Quelques années plus tard le propriétaire occupant du château est le cultivateur Christophe Crédou (1797-1873). Sa fille Marie-Josephe Crédou se marie en 1848 à Jean-Marie Nédélec [2] et le château et l’exploitation resteront propriété de la famille Nédélec jusqu’aux années 1990 :

 - Christophe Crédou (1797-1873)
   x Marie-Barbe Le Roux
   ├
   └> Marie-Joseph Crédou
        x Jean-Marie Nédélec (1826-1886) de Kergoant
        ├
        └> Pierre-Marie Nédélec (1859-/1921)
            x Marie-Anne Le Roux
             ├
             ├> Jean-Marie-François Nédélec (1889-?)
             ├    x Marie-Renée Laurent
             ├    ├
             ├    └> Jean-Marie Nédélec (1922-?) dit Jean Lezergué
             ├         x Jeanne Jourdren
             ├         
             └> Marie-Josephe Nédélec (1891-?) x Jean Le Dé
 

Image:Right.gif En 1831 le conseil municipal vote une proposition de logement à Lezergé pour l'instituteur : « Le Métayer du château de Lezergué se propose de céder trois chambres  »

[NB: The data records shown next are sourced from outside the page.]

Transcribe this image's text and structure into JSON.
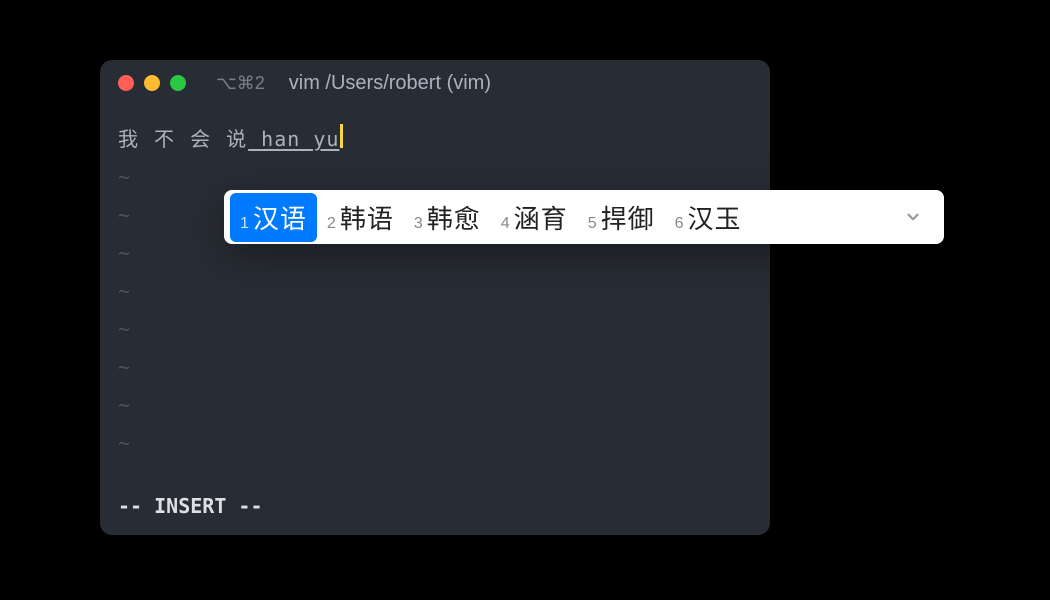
{
  "titlebar": {
    "shortcut": "⌥⌘2",
    "title": "vim /Users/robert (vim)"
  },
  "editor": {
    "prefix_text": "我 不 会 说",
    "composing_text": " han yu",
    "tilde": "~",
    "status": "-- INSERT --"
  },
  "ime": {
    "candidates": [
      {
        "num": "1",
        "text": "汉语",
        "selected": true
      },
      {
        "num": "2",
        "text": "韩语",
        "selected": false
      },
      {
        "num": "3",
        "text": "韩愈",
        "selected": false
      },
      {
        "num": "4",
        "text": "涵育",
        "selected": false
      },
      {
        "num": "5",
        "text": "捍御",
        "selected": false
      },
      {
        "num": "6",
        "text": "汉玉",
        "selected": false
      }
    ]
  }
}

Image:Right.gif En 1848 quand Jean-Marie Déguignet décrit Christophe Crédou, métayer de Lezergué, il rappelle surtout son surnom « Christoc’h Du » car il avait la peau basanée et il était très autoritaire.

Image:Right.gif En 1920, Louis Le Guennec rend visite au Jean-Marie Nédelec d’alors, ce dernier vient d’aménager une maison avec les pierres de l’arrière-façade et des murs de refends [3] , et donc de déserter le château avant que les planchers ne s’effondrent.

Image:Right.gif En 1929 Jean-Marie Nédelec fait paraître une annonce « A VENDRE. Façade de vieux Château avec Escalier en pierres. ». Suite à une action collective de défense du patrimoine, les ruines de Lezergué sont inscrites le 9 décembre sur la liste des Monuments Historiques.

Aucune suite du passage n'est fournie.